Peter did 55% of the work and Paulina did 45% of the work. In developing the proposal, Peter and Paulina separately brainstormed ideas. They utilized office hours to receive guidance on the idea selection, collaborated in writing the project proposal, and utilized office hours to receive feedback on the proposal write-up. In the proposal there were several data sources that were presented, and some that were recommended in the feedback on the proposal. Paulina lead the development of code to gather features from these sources for the song "Just the Two of Us" by Will Smith, which was used as an example for the Design Review Prototype. Word positivity vs. line positivity and the parts of speech of words in a line were the features that were presented in the Design Review Prototype. In later iterations, Peter added T-Distributed Stochastic Neighbor Embedding (TSNE) for words and lines. In addition, Peter and Paulina added a different view of word positivity vs. line positivity based on a joint decision to treat positivity as a discrete quantity rather than a continuous quantity from the new knowledge that the value returned was a confidence of a machine learning model. Paulina gathered synonyms and antonyms for words using the Merriam-Webster Dictionary API, but after brainstorming how to display these connections, Peter and Paulina decided to focus on other features for the final project. This decision was influenced by the fact that the synonyms and antonyms were grouped based on usage, but there was no clear way to distinguish between different usages of the same word in the lyrics.
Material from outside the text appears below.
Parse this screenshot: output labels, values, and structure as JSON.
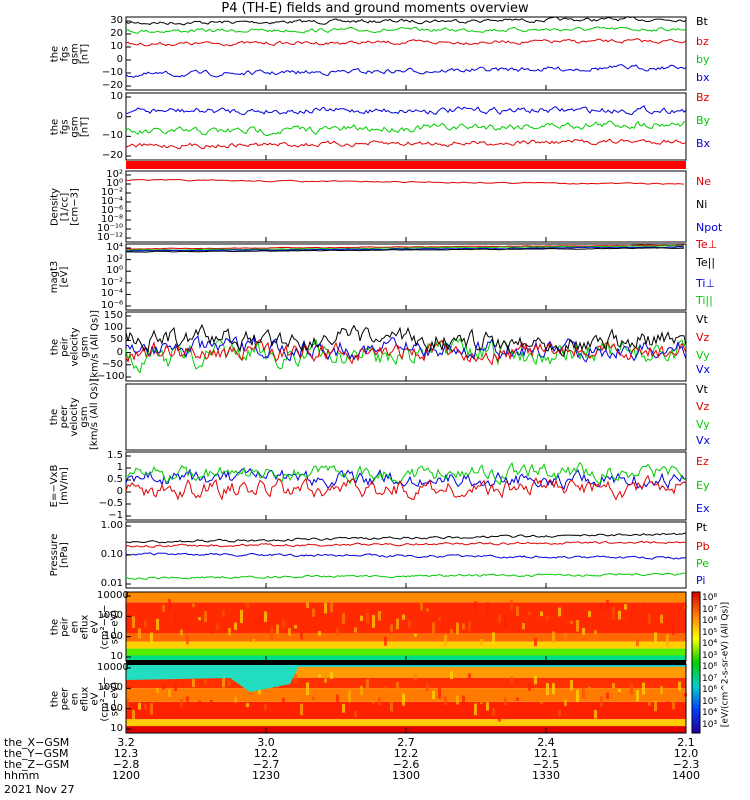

In the first discussions of whether to develop using Streamlit, D3.JS, or another structure, Peter and Paulina decided to use D3.JS because they thought that it would provide them a desired flexibility to create some unusual or creative visualizations for their dataset. In addition, they wanted to learn the basics of what many professional data visualizations utilize. Peter lead the development of the code for the web application. He created the interactive techniques of: selecting a word (or later - line) in the song lyrics and having the corresponding point be highlighted in the scatter plot; selecting a point (on click) or points (on brush) in the scatter plot and having the corresponding words be highlighted in the song lyrics; and using the tooltip in the scatter plot to being able to learn which word was associated with the point. In addition, he developed the ability to click on a line and see the part of speech of each word, to view the positivity of the lines as a heat-map next to the lyrics, and to have a fish-eye view of the lyrics so that the current lyric being hovered over would be bigger than the ones around it. Of these techniques used in the Design Review Prototype, the scatter plot interaction was kept for the final project and the positivity heat-map was kept but changed to show discrete values (negative or positive only). For the final project, Peter added the ability to see two songs and have their data mapped to the same scatter plots as well as the functionality for different pairs of example songs and including the Spotify preview for each song. Both Peter and Paulina fixed small bugs that they saw in the application and that impacted the user experience. Paulina lead the development of the Final Project Report. Throughout the entire development process, Peter and Paulina met via zoom meetings to collaborate on the project and discuss the design of the web application.